Uttam Khobragade, who was General Manager of BEST from 2006 to 2010, also warns against privatisation. “First they (the authorities) make them bleed and then they close them,” he says.

BEST’s fall from grace can be traced back to over a decade earlier when the Electricity Act came into force in 2003. “Until 2004, everything was good because BEST was getting money from the electricity (side). Once that was stopped, the losses started mounting,” says Ravi Raja, a member of the BEST standing committee since 1997.

He pegs the accumulated losses of BEST at ₹2,400 crore in addition to loans of ₹2,000 crore. Of its 439 routes (down from 520 seven years ago) there is just one that is profitable. Things could hopefully change when the merger of the budgets of BMC and BEST happens, and there is more cash in the kitty. This merger of the budgets formed one of the primary demands of the strike.

Shashank Rao, general secretary, BEST Workers’ Union, feels that the BEST committee “has been taking wrong decisions for a very long time.”

Workers’ plight

Meanwhile, Prasad D Funde whose father has been a BEST driver for the past 12 years, says there is hardly any money going around at home. Prasad needs to prepare for the NEET competitive exam but complains that books required for this are very expensive.

Bhagat Singh, a 41-year-old- driver, says his kids are deprived of quality education. Conductor Anil Patil says workers who joined post-2007, barely get around ₹9,000 post various deductions each month.

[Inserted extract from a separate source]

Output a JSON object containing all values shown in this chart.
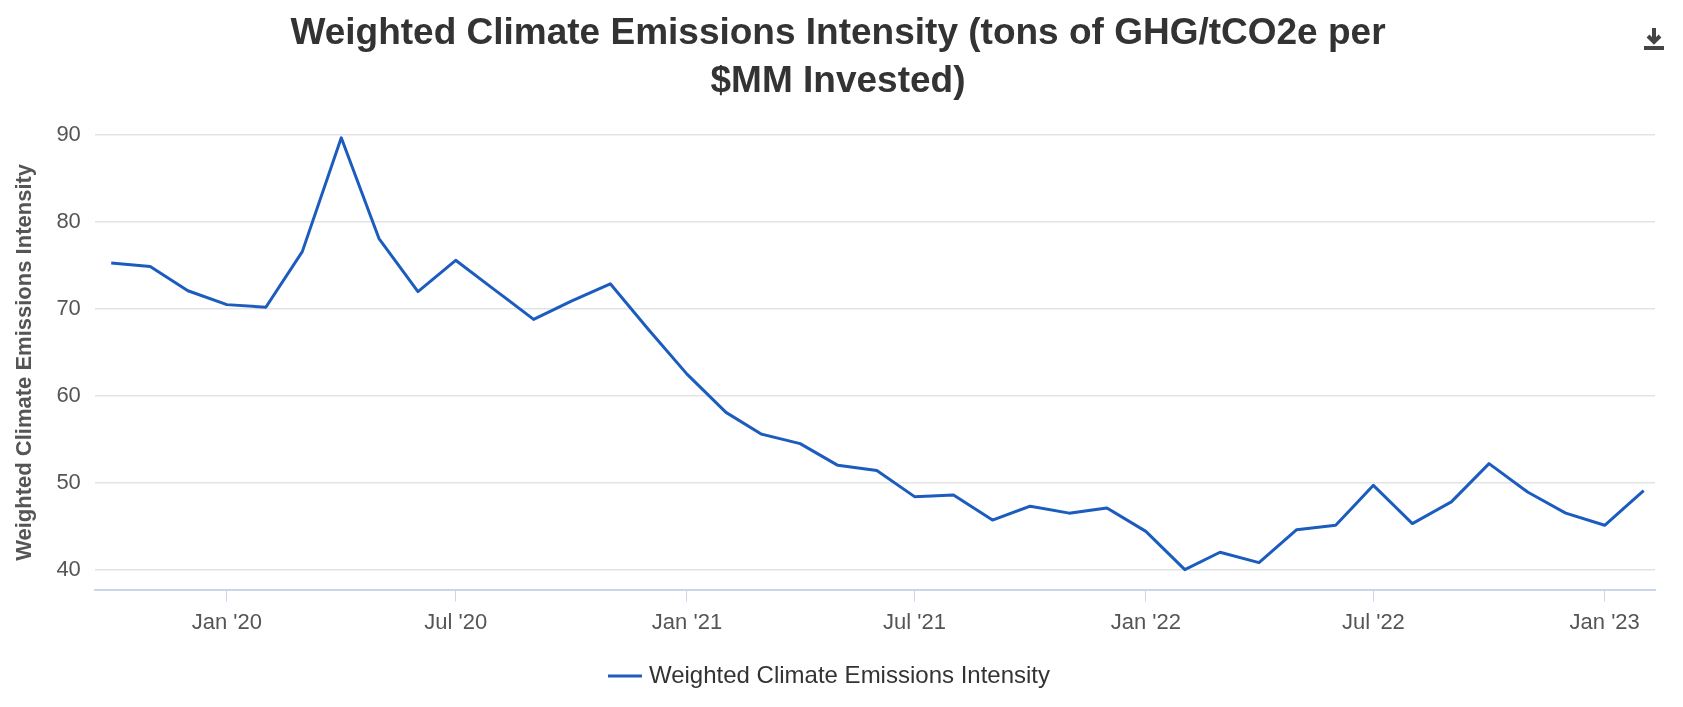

Meanwhile, even DTC employees are protesting seeking better working conditions and payment for drivers; more DTC (green and red) buses instead of DIMTS (orange) buses, reinstating the contract employees who were terminated for protesting, and making all employees permanent.

Metro vs BRT

There’s also the bigger issue of policy bias towards the metro. According to a report by the Institute for Transportation and Development Policy on the feasibility of building a metro for Coimbatore, “Capital costs vary considerably among MRT technologies, ranging from ₹20 crore per km for BRT to upwards of ₹400 crore for underground metro.” ( see table on relative advantages of city transport systems ). This raises the fares.

Like the ITDP, Sudhir Badami, Civil Engineer and Transportation Analyst, believes that the bus rapid transit (BRT) model, with dedicated bus lanes, is a much better option. “Keeping with what Bogota has achieved almost two decades back, we must put up an inclusive system of four BRT lanes that can carry 50,000 to 55,000 persons per hour per direction (PPHPD). Buses here will operate at a frequency of 20 seconds on arterial routes,” adds Badami.. It was however hastily abandoned as an option in Delhi.

For really large cities, transport systems are struggling with sheer demographics and expanding city areas. This is a larger question of the economic model that drives migration out of rural areas. The transport policy for a large city is just a cog in a larger wheel.